А в центре комнаты, ни жива ни мертва, стояла испуганная китаянка лет двадцати, в милом костюме горничной с фартучком, в меховых перчатках-лапках и с ушками на ободке в зеленых волосах.
– Это Го Дейю, младшая принцесса рода Го. Одаренная в ранге «учитель», – с гордостью произнес брат.
– А-бал-деть… – протянула Ника, во все глаза рассматривая девушку.
– Федор, – строго произнес я, – я сколько раз говорил: нельзя похищать людей и не испытывать при этом чувство вины!
– Но я не похищал! – с возмущением произнес брат. – Я попросил князя, а он простил клану Го один из долгов. Вот и все!
– М-да? – задумчиво произнес я, пытаясь представить, за какой долг можно попросить принцессу главной семьи.
– Да! Правда, она милая? – с нежностью посмотрел он на китаянку, а та с опаской покосилась в ответ, сделав микрошажок назад.
– А все это… – указал я на одежду. – Это стандартный комплект поставки?

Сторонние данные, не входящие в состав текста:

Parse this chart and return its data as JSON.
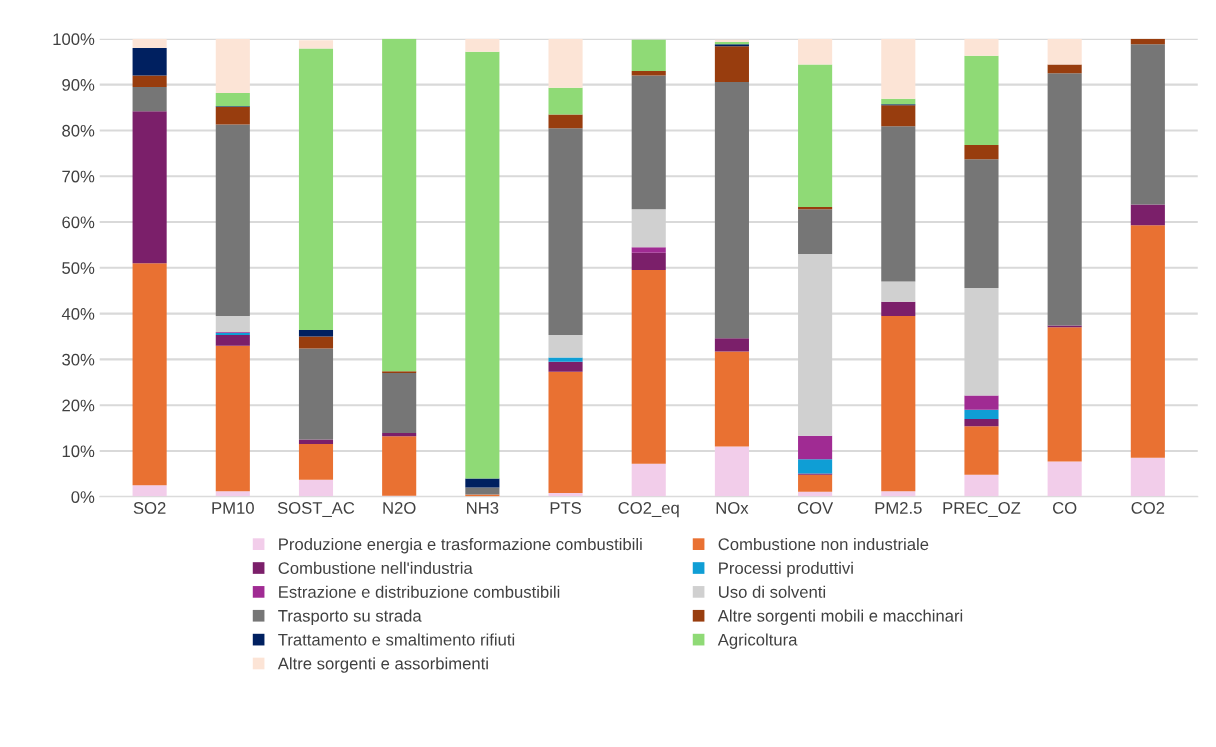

– Не, они ее вырядили во что-то некрасивое и громоздкое, – отмахнулся Федор. – Лицо зачем-то белым намазали, вещи еще эти мрачные… Да и атмосфера там давящая, – передернул он плечами. – Все плачут, все угрюмые, будто умер кто. Как они там только живут? Ладно хоть сегодня ненадолго заехали…
– А-бал-деть.
– Так, а лапки откуда?
– Ну, они ей идут, – мудро заметил брат. – Правда, Ня?
– Да какое Ня, это ж не Япония, а китайская подделка. – Я обошел девушку и констатировал еще и пуховый хвостик сзади.
– И ничего не подделка! – с горячностью заступился Федор. – Ты посмотри, какое качество, какой дизайн! Да это как минимум Xiaomi!
– Максим, я передумала жаловаться твоему брату… – обескураженно произнесла Ника.
– А это она, да? – словно только что обнаружив, Федор с интересом присмотрелся к девушке. – Нет, ну здорово! А если еще лапки и ушки добавить…
– Максим, я пойду… – забеспокоилась Еремеева и отшагнула к двери.
– Подожди на кухне, – попросил я. – И чай завари. Мне тоже. Всем чай… – вздохнул я, оглядывая тревожно смотрящую на нас принцессу. – Она хоть английский знает?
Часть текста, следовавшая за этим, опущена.